Burnout letteralmente significa esaurimento, crollo o surriscaldamento, in altre parole una condizione di stress.
La sindrome che porta questo nome, è un complesso di sintomi, manifestazioni emotive e comportamentali, che colpiscono prevalentemente i lavoratori del settore sociosanitario ed è generato da un sovraccarico delle risorse umane, che non riescono a sostenere la risposta a uno stress prolungato nel tempo.
Ecco, è proprio questa la causa del burnout, la durata nel tempo, perché è di questo che si nutre il burnout, del tempo vitale della persona.
Una cosa è sostenere una situazione pesante e improvvisa per qualche ora o qualche giorno, mettendo in campo le energie di riserva, altra cosa è rimanere in questo stallo psicofisico per tanti giorni e senza mai staccare il pensiero neanche quando il corpo riposa.
In questa fase di sovraccarico, il recupero delle forze è utopico, forse si parla di riposare il corpo, ma è lo stato mentale quello che soccombe ad ogni ora.
Al corpo si possono dare attivatori, composti chimici, vitamine, integratori, ma niente riesce ad avere la meglio su questa ombra che lentamente sale ad oscurare la luce della persona e si nutre delle sue risorse vitali.
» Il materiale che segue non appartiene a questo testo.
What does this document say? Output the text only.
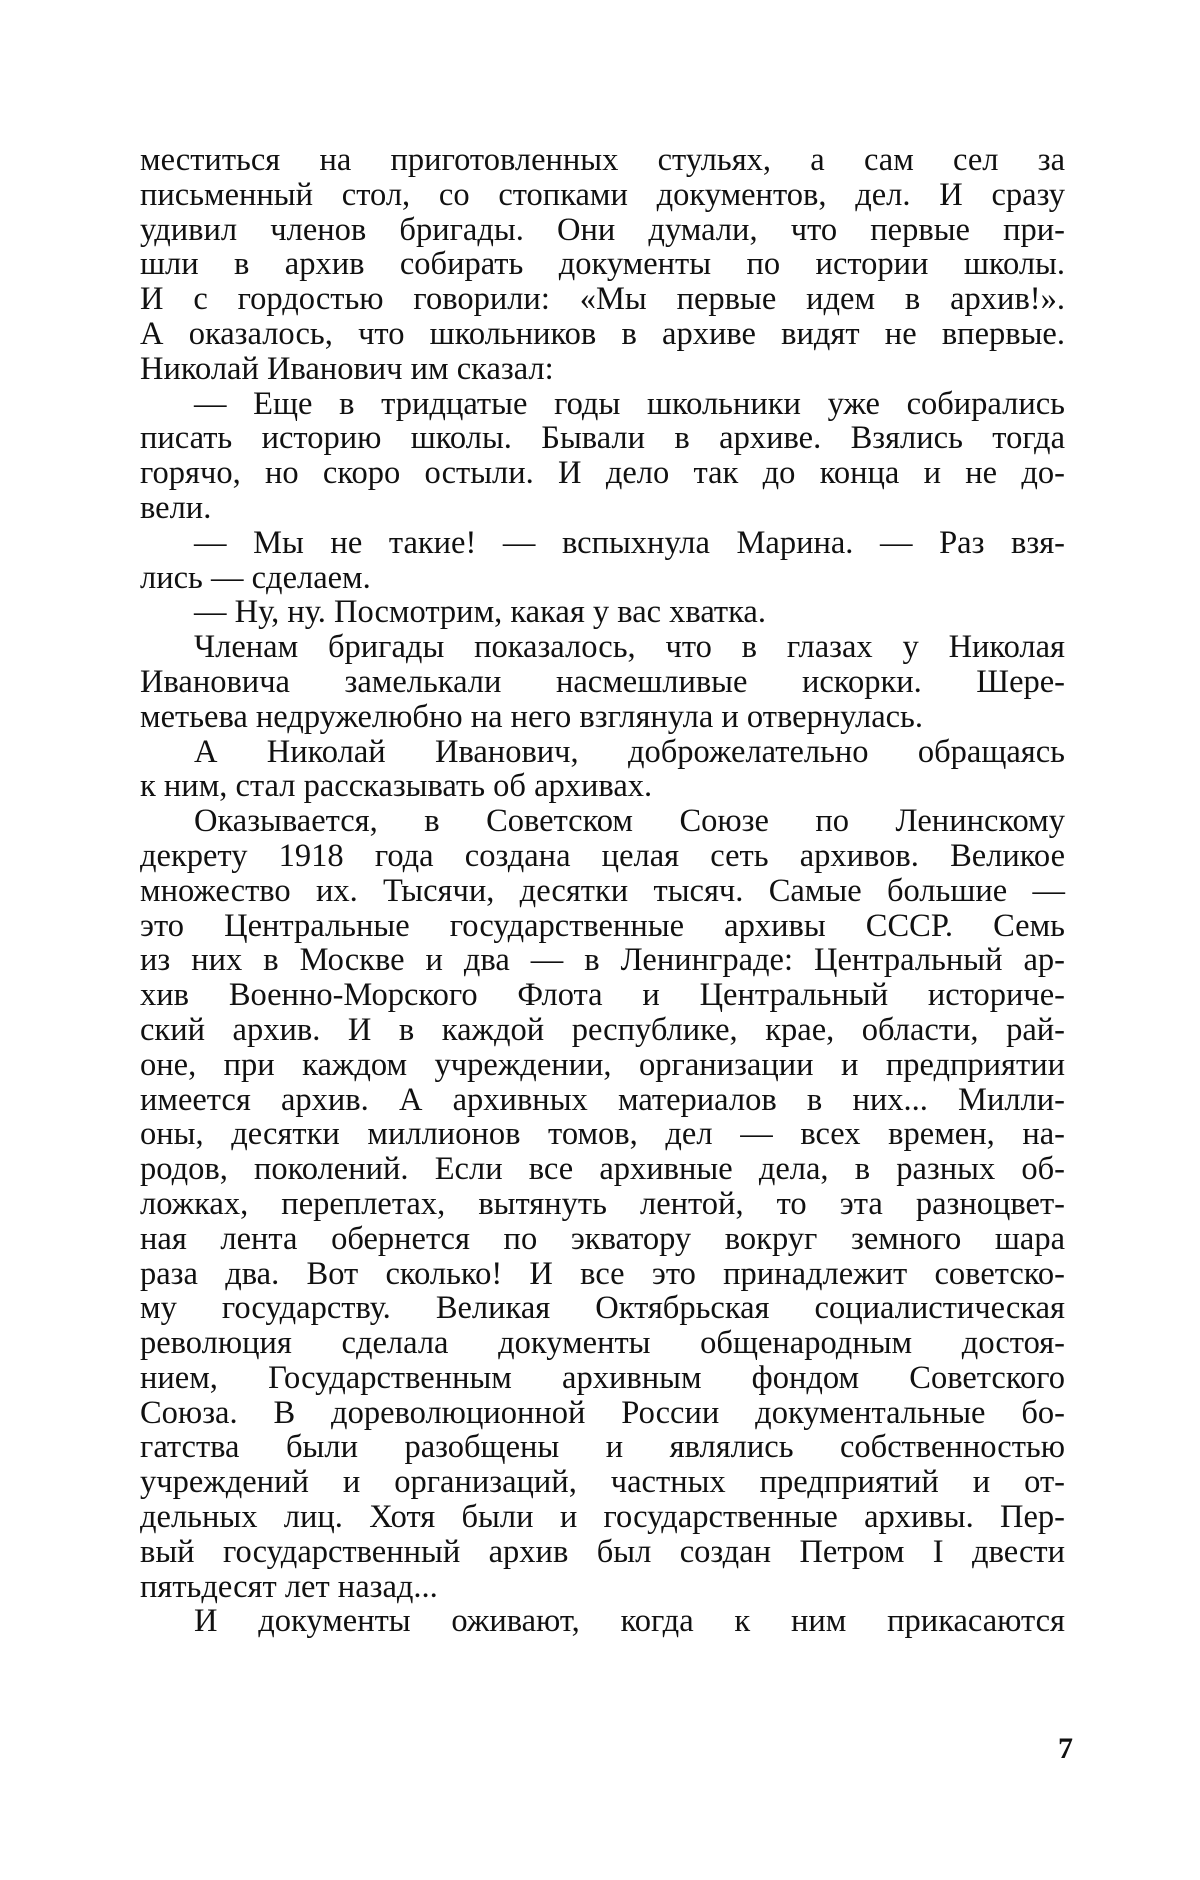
меститься на приготовленных стульях, а сам сел за
письменный стол, со стопками документов, дел. И сразу
удивил членов бригады. Они думали, что первые при-
шли в архив собирать документы по истории школы.
И с гордостью говорили: «Мы первые идем в архив!».
А оказалось, что школьников в архиве видят не впервые.
Николай Иванович им сказал:
— Еще в тридцатые годы школьники уже собирались
писать историю школы. Бывали в архиве. Взялись тогда
горячо, но скоро остыли. И дело так до конца и не до-
вели.
— Мы не такие! — вспыхнула Марина. — Раз взя-
лись — сделаем.
— Ну, ну. Посмотрим, какая у вас хватка.
Членам бригады показалось, что в глазах у Николая
Ивановича замелькали насмешливые искорки. Шере-
метьева недружелюбно на него взглянула и отвернулась.
А Николай Иванович, доброжелательно обращаясь
к ним, стал рассказывать об архивах.
Оказывается, в Советском Союзе по Ленинскому
декрету 1918 года создана целая сеть архивов. Великое
множество их. Тысячи, десятки тысяч. Самые большие —
это Центральные государственные архивы СССР. Семь
из них в Москве и два — в Ленинграде: Центральный ар-
хив Военно-Морского Флота и Центральный историче-
ский архив. И в каждой республике, крае, области, рай-
оне, при каждом учреждении, организации и предприятии
имеется архив. А архивных материалов в них... Милли-
оны, десятки миллионов томов, дел — всех времен, на-
родов, поколений. Если все архивные дела, в разных об-
ложках, переплетах, вытянуть лентой, то эта разноцвет-
ная лента обернется по экватору вокруг земного шара
раза два. Вот сколько! И все это принадлежит советско-
му государству. Великая Октябрьская социалистическая
революция сделала документы общенародным достоя-
нием, Государственным архивным фондом Советского
Союза. В дореволюционной России документальные бо-
гатства были разобщены и являлись собственностью
учреждений и организаций, частных предприятий и от-
дельных лиц. Хотя были и государственные архивы. Пер-
вый государственный архив был создан Петром I двести
пятьдесят лет назад...
И документы оживают, когда к ним прикасаются
7
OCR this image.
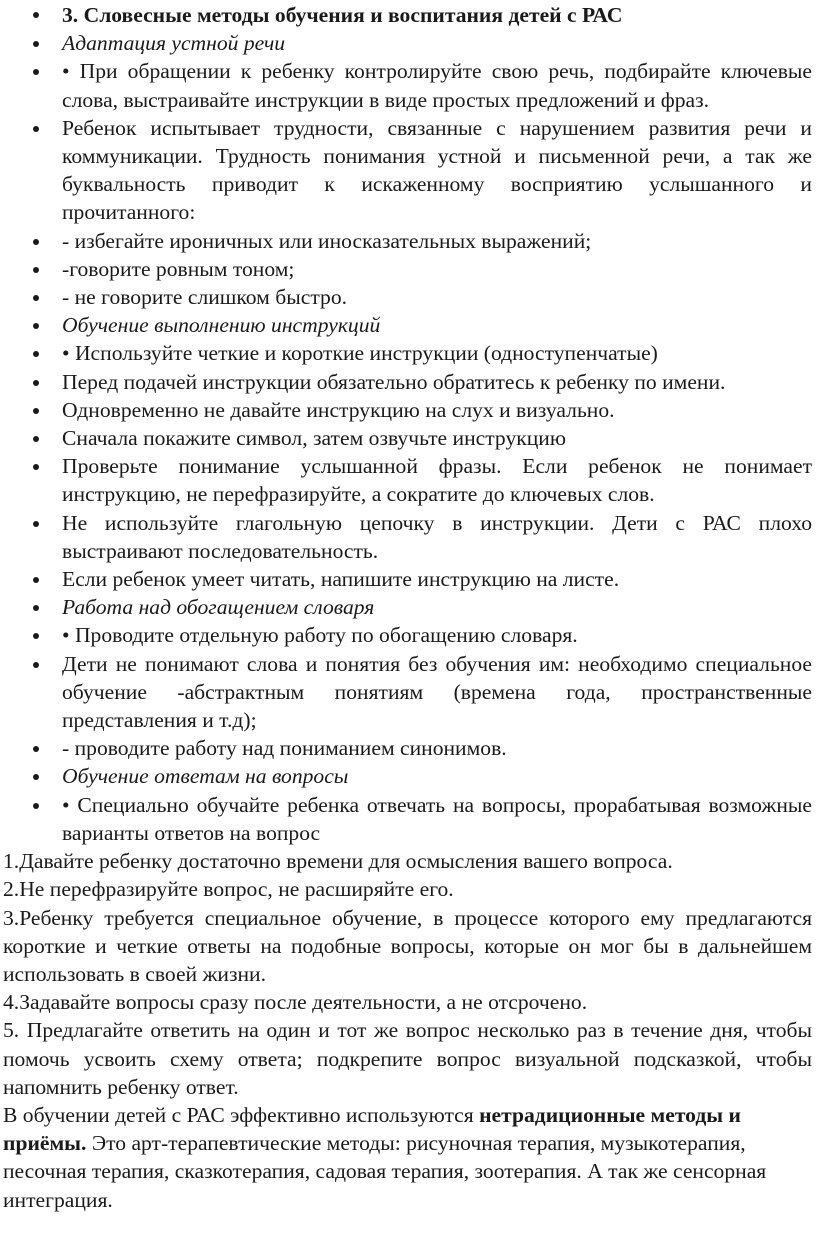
3. Словесные методы обучения и воспитания детей с РАС
Адаптация устной речи
• При обращении к ребенку контролируйте свою речь, подбирайте ключевые слова, выстраивайте инструкции в виде простых предложений и фраз.
Ребенок испытывает трудности, связанные с нарушением развития речи и коммуникации. Трудность понимания устной и письменной речи, а так же буквальность приводит к искаженному восприятию услышанного и прочитанного:
- избегайте ироничных или иносказательных выражений;
-говорите ровным тоном;
- не говорите слишком быстро.
Обучение выполнению инструкций
• Используйте четкие и короткие инструкции (одноступенчатые)
Перед подачей инструкции обязательно обратитесь к ребенку по имени.
Одновременно не давайте инструкцию на слух и визуально.
Сначала покажите символ, затем озвучьте инструкцию
Проверьте понимание услышанной фразы. Если ребенок не понимает инструкцию, не перефразируйте, а сократите до ключевых слов.
Не используйте глагольную цепочку в инструкции. Дети с РАС плохо выстраивают последовательность.
Если ребенок умеет читать, напишите инструкцию на листе.
Работа над обогащением словаря
• Проводите отдельную работу по обогащению словаря.
Дети не понимают слова и понятия без обучения им: необходимо специальное обучение -абстрактным понятиям (времена года, пространственные представления и т.д);
- проводите работу над пониманием синонимов.
Обучение ответам на вопросы
• Специально обучайте ребенка отвечать на вопросы, прорабатывая возможные варианты ответов на вопрос

1.Давайте ребенку достаточно времени для осмысления вашего вопроса.

2.Не перефразируйте вопрос, не расширяйте его.

3.Ребенку требуется специальное обучение, в процессе которого ему предлагаются короткие и четкие ответы на подобные вопросы, которые он мог бы в дальнейшем использовать в своей жизни.

4.Задавайте вопросы сразу после деятельности, а не отсрочено.

5. Предлагайте ответить на один и тот же вопрос несколько раз в течение дня, чтобы помочь усвоить схему ответа; подкрепите вопрос визуальной подсказкой, чтобы напомнить ребенку ответ.

В обучении детей с РАС эффективно используются нетрадиционные методы и приёмы. Это арт-терапевтические методы: рисуночная терапия, музыкотерапия, песочная терапия, сказкотерапия, садовая терапия, зоотерапия. А так же сенсорная интеграция.
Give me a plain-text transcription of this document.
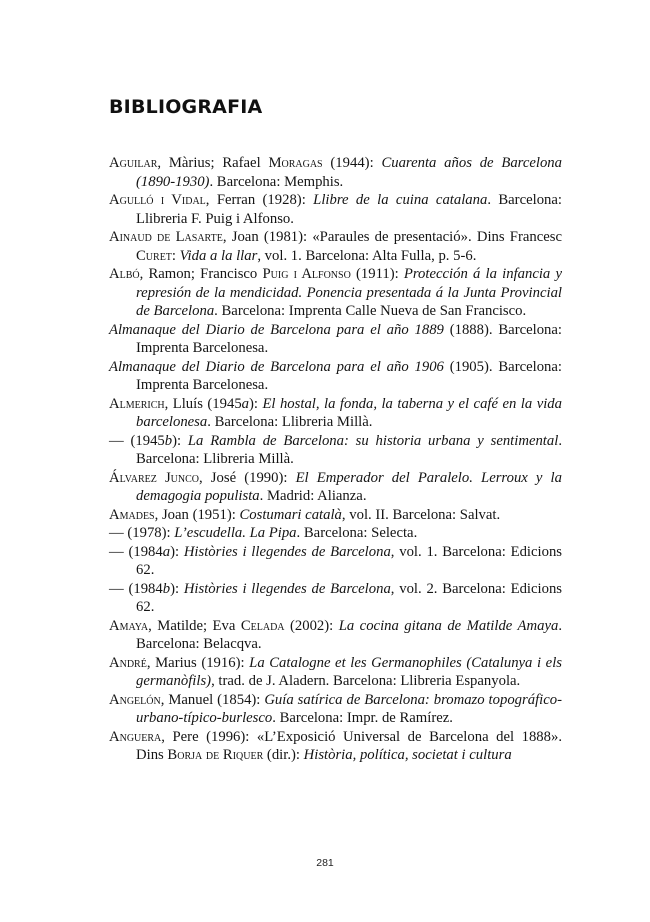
BIBLIOGRAFIA

Aguilar, Màrius; Rafael Moragas (1944): Cuarenta años de Barcelona (1890-1930). Barcelona: Memphis.

Agulló i Vidal, Ferran (1928): Llibre de la cuina catalana. Barcelona: Llibreria F. Puig i Alfonso.

Ainaud de Lasarte, Joan (1981): «Paraules de presentació». Dins Francesc Curet: Vida a la llar, vol. 1. Barcelona: Alta Fulla, p. 5-6.

Albó, Ramon; Francisco Puig i Alfonso (1911): Protección á la infancia y represión de la mendicidad. Ponencia presentada á la Junta Provincial de Barcelona. Barcelona: Imprenta Calle Nueva de San Francisco.

Almanaque del Diario de Barcelona para el año 1889 (1888). Barcelona: Imprenta Barcelonesa.

Almanaque del Diario de Barcelona para el año 1906 (1905). Barcelona: Imprenta Barcelonesa.

Almerich, Lluís (1945a): El hostal, la fonda, la taberna y el café en la vida barcelonesa. Barcelona: Llibreria Millà.

— (1945b): La Rambla de Barcelona: su historia urbana y sentimental. Barcelona: Llibreria Millà.

Álvarez Junco, José (1990): El Emperador del Paralelo. Lerroux y la demagogia populista. Madrid: Alianza.

Amades, Joan (1951): Costumari català, vol. II. Barcelona: Salvat.

— (1978): L’escudella. La Pipa. Barcelona: Selecta.

— (1984a): Històries i llegendes de Barcelona, vol. 1. Barcelona: Edicions 62.

— (1984b): Històries i llegendes de Barcelona, vol. 2. Barcelona: Edicions 62.

Amaya, Matilde; Eva Celada (2002): La cocina gitana de Matilde Amaya. Barcelona: Belacqva.

André, Marius (1916): La Catalogne et les Germanophiles (Catalunya i els germanòfils), trad. de J. Aladern. Barcelona: Llibreria Espanyola.

Angelón, Manuel (1854): Guía satírica de Barcelona: bromazo topográfico-urbano-típico-burlesco. Barcelona: Impr. de Ramírez.

Anguera, Pere (1996): «L’Exposició Universal de Barcelona del 1888». Dins Borja de Riquer (dir.): Història, política, societat i cultura

281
Spesso il burnout è rappresentato come una corda tesa che si rompe o come un fiammifero che brucia, perché è così che si sente chi è il perno fra due energie che tirano in direzioni opposte, da un lato la volontà, l’impegno, l’etica, il dovere, dall’altro il bisogno di allentare la presa e lasciare andare, ma ciò non è possibile, a discapito di una delle due forze.
Ed è a questo che il K Team si sta preparando, a fare in modo che il perno, l’operatore, esca dallo stress e si proietti senza peso ad affrontare il recupero e a fortificare la salute in tutte le sue sfere.
Niente impegni gravosi, niente fatica, solo la persona nella persona, in una simbiosi mai sperimentata, per togliersi di dosso la vecchia pelle ormai sfibrata e scolorita e tornare a lavorare brillantemente ristrutturati.